By Bob FerrisPine marten
When my wife and I lived in Santa Barbara our house was up a brushy canyon and we had trouble getting fire insurance.  The real estate agent joked about an old saw in the area that goes something like this: It is not “if” your house is going to burn in Santa Barbara but “when.”  
This saying is common in the area and our house—after we sold it and left Santa Barbara—did in fact burn to the ground during a canyon fire.  Not only that, but it would have burned a second time had it been rebuilt.  So certainly there was some truth in the saying, but is it too strong considering that some houses do not burn in Santa Barbara?  Perhaps a more cautionary statement with caveats is in order including the use of so-called weasel words?
“The key is that suction dredging represents a chronic unnatural disturbance of natural habitats that are already likely to be stressed by other factors and can therefore have a negative impact on fishes that use the reach being dredged.” Dr. Peter B. Moyle 
Every scientist who has ever written a recommendation or a report is familiar with the term “weasel words.”  Those are the words that we have been trained to use.  We use them because we have been aggressively taught the necessity to be “right” much more often than we are “wrong.” In this context, we also are all painfully aware that when we test something and are 95% sure that it works that way, 5% of the time it will not.  Pop go the weasel words and we preload our statements with this uncertainty.  
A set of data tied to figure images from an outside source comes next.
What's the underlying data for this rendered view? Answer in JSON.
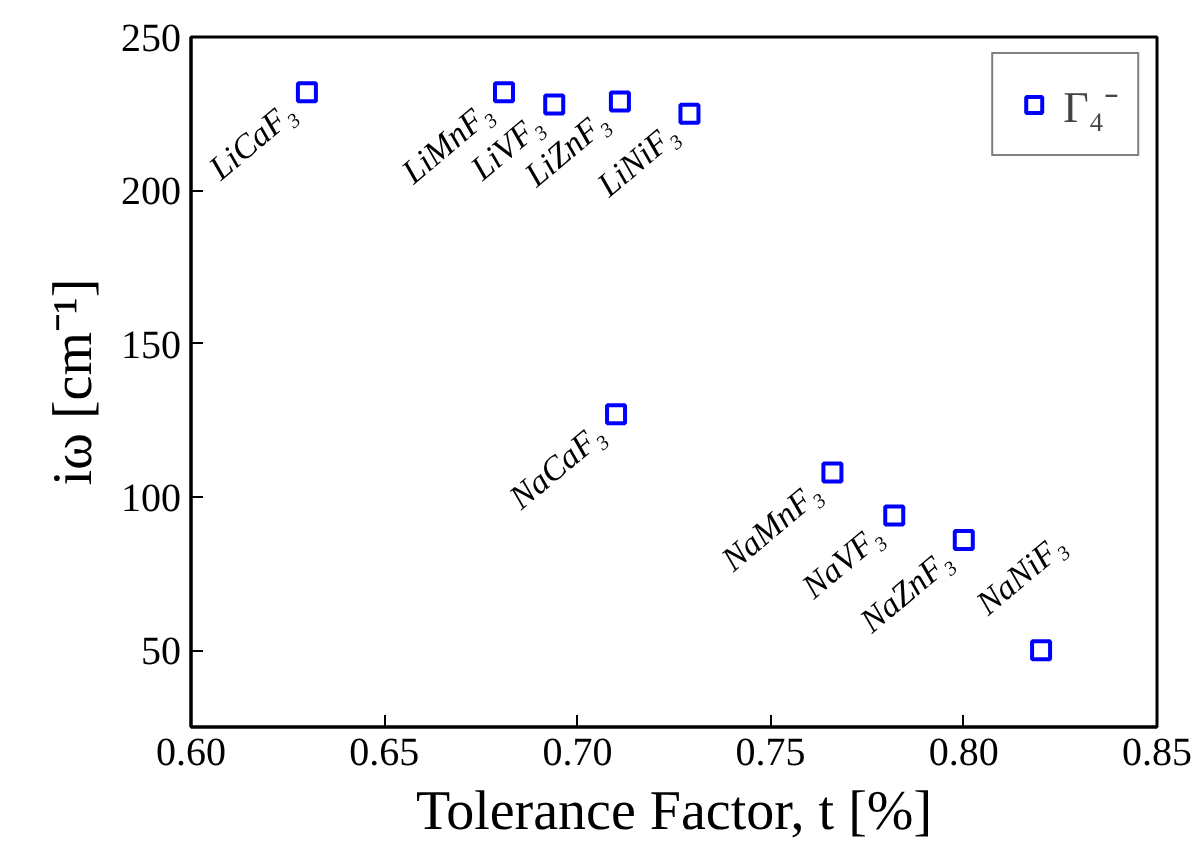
{
  "chart_data": {
    "type": "scatter",
    "xlabel": "Tolerance Factor, t [%]",
    "ylabel": "iω [cm⁻¹]",
    "x": [
      0.63,
      0.681,
      0.694,
      0.711,
      0.729,
      0.71,
      0.766,
      0.782,
      0.8,
      0.82
    ],
    "series": [
      {
        "name": "Γ₄⁻",
        "color": "#0000ff",
        "values": [
          232,
          232,
          228,
          229,
          225,
          127,
          108,
          94,
          86,
          50
        ]
      }
    ],
    "annotations": [
      {
        "text": "LiCaF₃",
        "x": 0.63,
        "y": 232
      },
      {
        "text": "LiMnF₃",
        "x": 0.681,
        "y": 232
      },
      {
        "text": "LiVF₃",
        "x": 0.694,
        "y": 228
      },
      {
        "text": "LiZnF₃",
        "x": 0.711,
        "y": 229
      },
      {
        "text": "LiNiF₃",
        "x": 0.729,
        "y": 225
      },
      {
        "text": "NaCaF₃",
        "x": 0.71,
        "y": 127
      },
      {
        "text": "NaMnF₃",
        "x": 0.766,
        "y": 108
      },
      {
        "text": "NaVF₃",
        "x": 0.782,
        "y": 94
      },
      {
        "text": "NaZnF₃",
        "x": 0.8,
        "y": 86
      },
      {
        "text": "NaNiF₃",
        "x": 0.82,
        "y": 50
      }
    ],
    "xlim": [
      0.6,
      0.85
    ],
    "ylim": [
      25,
      250
    ],
    "xticks": [
      {
        "value": 0.6,
        "label": "0.60"
      },
      {
        "value": 0.65,
        "label": "0.65"
      },
      {
        "value": 0.7,
        "label": "0.70"
      },
      {
        "value": 0.75,
        "label": "0.75"
      },
      {
        "value": 0.8,
        "label": "0.80"
      },
      {
        "value": 0.85,
        "label": "0.85"
      }
    ],
    "yticks": [
      50,
      100,
      150,
      200,
      250
    ],
    "marker": "square",
    "legend": "top right",
    "grid": false
  }
}
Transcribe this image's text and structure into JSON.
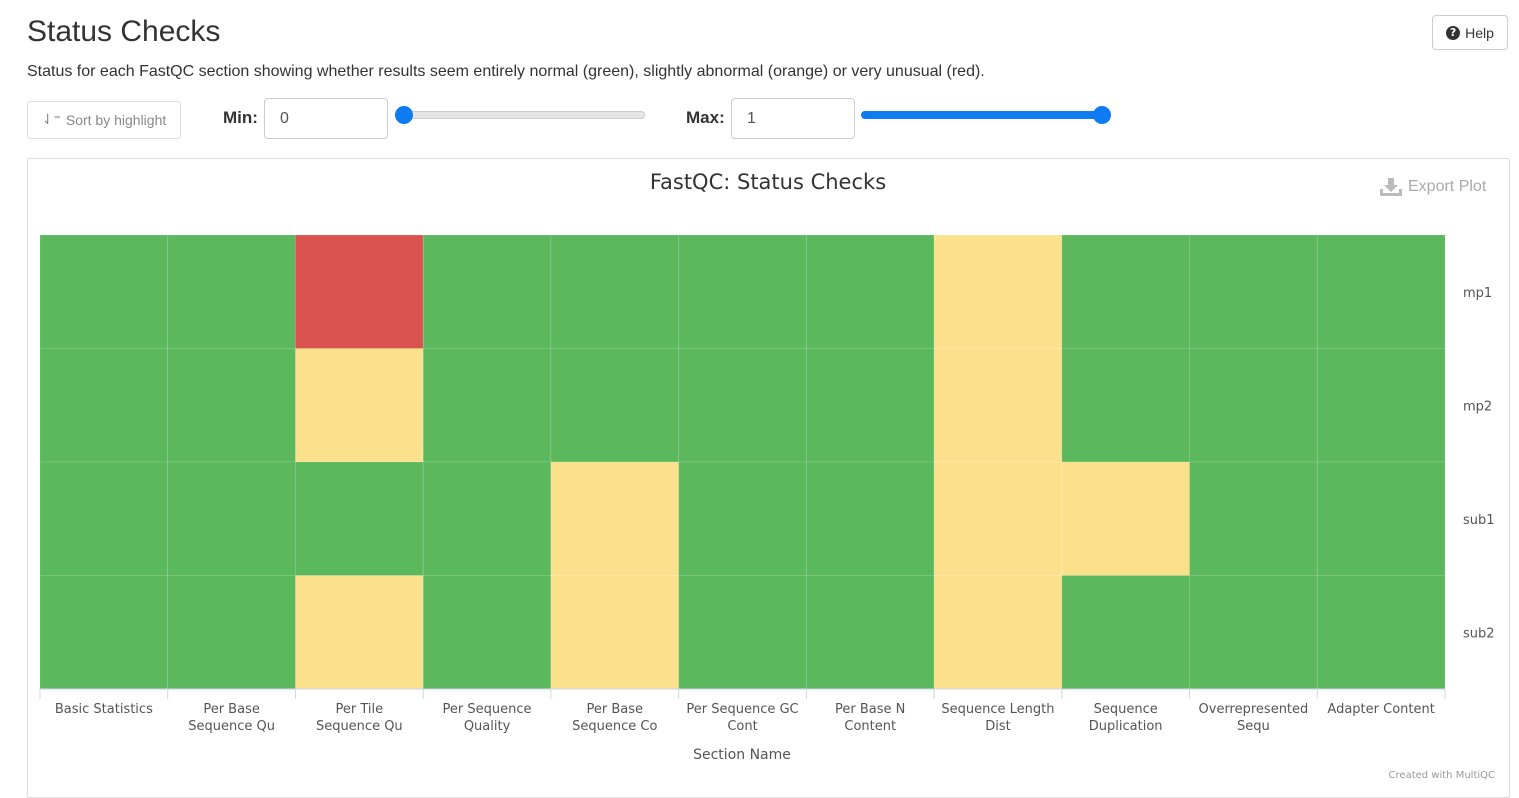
{
  "header": {
    "title": "Status Checks",
    "description": "Status for each FastQC section showing whether results seem entirely normal (green), slightly abnormal (orange) or very unusual (red).",
    "help_label": "Help"
  },
  "toolbar": {
    "sort_label": "Sort by highlight",
    "min_label": "Min:",
    "min_value": "0",
    "max_label": "Max:",
    "max_value": "1",
    "min_slider_level": 0,
    "max_slider_level": 1
  },
  "plot": {
    "export_label": "Export Plot",
    "credit": "Created with MultiQC"
  },
  "colors": {
    "pass": "#5cb85c",
    "warn": "#fce18d",
    "fail": "#d9534f",
    "accent": "#0e7bf2"
  },
  "chart_data": {
    "type": "heatmap",
    "title": "FastQC: Status Checks",
    "xlabel": "Section Name",
    "ylabel": "",
    "columns": [
      [
        "Basic Statistics"
      ],
      [
        "Per Base",
        "Sequence Qu"
      ],
      [
        "Per Tile",
        "Sequence Qu"
      ],
      [
        "Per Sequence",
        "Quality"
      ],
      [
        "Per Base",
        "Sequence Co"
      ],
      [
        "Per Sequence GC",
        "Cont"
      ],
      [
        "Per Base N",
        "Content"
      ],
      [
        "Sequence Length",
        "Dist"
      ],
      [
        "Sequence",
        "Duplication"
      ],
      [
        "Overrepresented",
        "Sequ"
      ],
      [
        "Adapter Content"
      ]
    ],
    "rows": [
      "mp1",
      "mp2",
      "sub1",
      "sub2"
    ],
    "values": [
      [
        1,
        1,
        0,
        1,
        1,
        1,
        1,
        0.5,
        1,
        1,
        1
      ],
      [
        1,
        1,
        0.5,
        1,
        1,
        1,
        1,
        0.5,
        1,
        1,
        1
      ],
      [
        1,
        1,
        1,
        1,
        0.5,
        1,
        1,
        0.5,
        0.5,
        1,
        1
      ],
      [
        1,
        1,
        0.5,
        1,
        0.5,
        1,
        1,
        0.5,
        1,
        1,
        1
      ]
    ],
    "value_legend": {
      "1": "pass",
      "0.5": "warn",
      "0": "fail"
    },
    "range": [
      0,
      1
    ]
  }
}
“Timber harvesting could possibly cause what is likely an inevitable event to occur sooner.” Noel Wolff, a hydrologist who worked for Washington State writing about the timber harvest above the deadly landslide on the Snohomish River in Washington in the Seattle Times

Oso Slide

But those who interpret “may” as “won’t” or “could” as “will not,” do so at great peril (see AP photo of the Oso, Washington mudslide at left).  This becomes even more problematic when we deal with complex, multi-variant natural systems where uncertainty and confusion are accounted for with even more cautious language and phrasing.
Interestingly, the level of complexity and the level of consequence often track one another.  Unfortunately, the financial rewards of inaction also track both these measures too.  So the fiscal benefits to the fossil-fuel industry, timber companies, livestock interests and suction dredgers for actively clouding the science on climate change, geological stability, predator-prey relationships and disturbing rivers are incentivized.  Essentially the complexity provides both opportunities and shelter for those wanting to invest profitably in misinformation.  
Original Language: "Many scientific observations indicate that the Earth is undergoing a period of relatively rapid change."
Modified Language: "Many scientific observations point to the conclusion that the Earth may be undergoing a period of relatively rapid change."
Weasel words come from this caution, but they are also frequently injected into documents for political and economic reasons too (see language changes above from 2002 report on climate change).  Climate change policy documents in this country are rife with statements that are altered not by the scientists themselves but by those who edit or provide comments in order to dampen the call for action.  
Likewise, many of these documents and the cautions of scientists are removed via the consensus process that is sometimes insisted on by special interests groups.  A good example of this is to compare habitat comments and recommendations relating to forestry and grazing practices in a document prepared by black-tail deer biologists and one completed under a consensus process that included timber and livestock interests in Oregon.   
The “take home” messages here are to listen carefully to what scientists say and why.  The insurance industry has done this well and as a consequence was one of the first industries to recognize the perils of climate change.  Some sportsmen groups and hunters are starting to understand that prey species are more often limited by habitat and land management regimes than by predators.  And legislators in Maine recently listened to the message delivered by scientists and will no longer allow suction dredging in Class AA rivers occupied by important salmon and trout species.  Keeping it wild means paying attention to the science–weasel words and all–and letting that point both to peril and also opportunities to make the world a little wilder.